Afterwards, whatever Gibbs might have felt about it, Ziva knew that things would never be the same for her. It was as if she'd opened the door on feelings she'd kept locked away during that first year. Understanding his past had been part of it. Three failed marriages had not, as she'd first assumed, been evidence that he was lousy at relationships; they were the mark of a man who'd known true joy in his first marriage, and perhaps without even knowing it himself, had continued to try for that happiness again, had kept on trying despite his failures because finding the right life partner again would make all those wrong choices worth it.
Ziva hadn't tried to kid herself that she could be that one woman who would complete Gibbs again; she knew herself to be just as flawed as he was, probably more so. But for a long time she'd known that he was everything she wanted and needed in a man. She accepted that it was one-sided, that the way she imagined him when she was alone at night, and needed a moment of physical relief was just a private fantasy, not something to be acted upon. She'd seen him with other women; had had lovers of her own, because life had to go on, but had recognized every time that the men she'd been with had been lovers in the physical sense only.

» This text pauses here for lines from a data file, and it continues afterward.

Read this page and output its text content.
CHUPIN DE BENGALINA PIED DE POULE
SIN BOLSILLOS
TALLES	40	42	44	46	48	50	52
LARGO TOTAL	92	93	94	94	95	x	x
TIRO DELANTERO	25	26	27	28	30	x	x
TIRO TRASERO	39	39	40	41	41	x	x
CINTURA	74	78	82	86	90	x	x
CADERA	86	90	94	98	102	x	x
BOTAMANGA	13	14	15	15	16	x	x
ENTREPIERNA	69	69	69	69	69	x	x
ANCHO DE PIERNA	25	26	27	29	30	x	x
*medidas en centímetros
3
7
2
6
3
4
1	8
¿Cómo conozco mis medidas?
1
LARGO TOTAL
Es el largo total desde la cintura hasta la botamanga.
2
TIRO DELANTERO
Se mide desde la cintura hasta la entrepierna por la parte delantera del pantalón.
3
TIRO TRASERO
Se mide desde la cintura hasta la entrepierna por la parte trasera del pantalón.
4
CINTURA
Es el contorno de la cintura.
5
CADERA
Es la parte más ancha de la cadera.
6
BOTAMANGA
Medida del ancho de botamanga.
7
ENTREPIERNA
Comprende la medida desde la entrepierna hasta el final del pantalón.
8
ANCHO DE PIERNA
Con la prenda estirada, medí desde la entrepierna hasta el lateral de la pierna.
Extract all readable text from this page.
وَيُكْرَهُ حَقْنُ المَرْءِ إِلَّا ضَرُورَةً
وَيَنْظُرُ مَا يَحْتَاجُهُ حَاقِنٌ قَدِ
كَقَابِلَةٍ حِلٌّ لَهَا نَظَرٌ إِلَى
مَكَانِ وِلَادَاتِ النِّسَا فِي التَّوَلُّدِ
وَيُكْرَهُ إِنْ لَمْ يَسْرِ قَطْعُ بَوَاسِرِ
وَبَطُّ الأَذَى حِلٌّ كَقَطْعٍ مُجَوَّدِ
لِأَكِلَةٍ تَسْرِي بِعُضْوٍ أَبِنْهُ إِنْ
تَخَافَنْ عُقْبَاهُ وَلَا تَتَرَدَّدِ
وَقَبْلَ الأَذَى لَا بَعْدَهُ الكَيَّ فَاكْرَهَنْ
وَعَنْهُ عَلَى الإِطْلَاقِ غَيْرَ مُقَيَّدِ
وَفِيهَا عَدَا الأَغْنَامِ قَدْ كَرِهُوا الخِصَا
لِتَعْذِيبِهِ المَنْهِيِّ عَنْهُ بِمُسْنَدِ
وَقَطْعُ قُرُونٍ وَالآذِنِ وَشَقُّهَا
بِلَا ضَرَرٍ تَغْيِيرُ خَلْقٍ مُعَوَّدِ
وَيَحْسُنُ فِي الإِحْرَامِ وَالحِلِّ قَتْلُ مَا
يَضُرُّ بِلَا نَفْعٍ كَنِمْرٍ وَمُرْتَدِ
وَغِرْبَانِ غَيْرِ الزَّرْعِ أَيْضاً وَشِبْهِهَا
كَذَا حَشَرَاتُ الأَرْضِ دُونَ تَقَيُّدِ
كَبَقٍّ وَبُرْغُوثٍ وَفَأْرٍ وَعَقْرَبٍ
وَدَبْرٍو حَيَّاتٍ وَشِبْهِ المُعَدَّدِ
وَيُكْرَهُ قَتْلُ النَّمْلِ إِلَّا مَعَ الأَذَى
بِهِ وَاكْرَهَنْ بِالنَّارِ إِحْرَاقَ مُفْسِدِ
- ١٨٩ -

Most of the time it was enough to be a trusted member of Gibbs's team, to know that he valued her as a person. But just occasionally the desire for him as a man and a lover became so acute as to cause almost physical pain; moments of acute stress or danger were her triggers, so it came as no surprise to Ziva that when she saw Gibbs in the news footage, just a few hundred yards away across the street, there to make sure she came out of this situation in one piece, the longing to be in his arms, to receive his comfort, and know that he returned the love she felt for him, hit her like a freight train, and she had to turn her eyes away from the television until she could blink away tears and clear her head.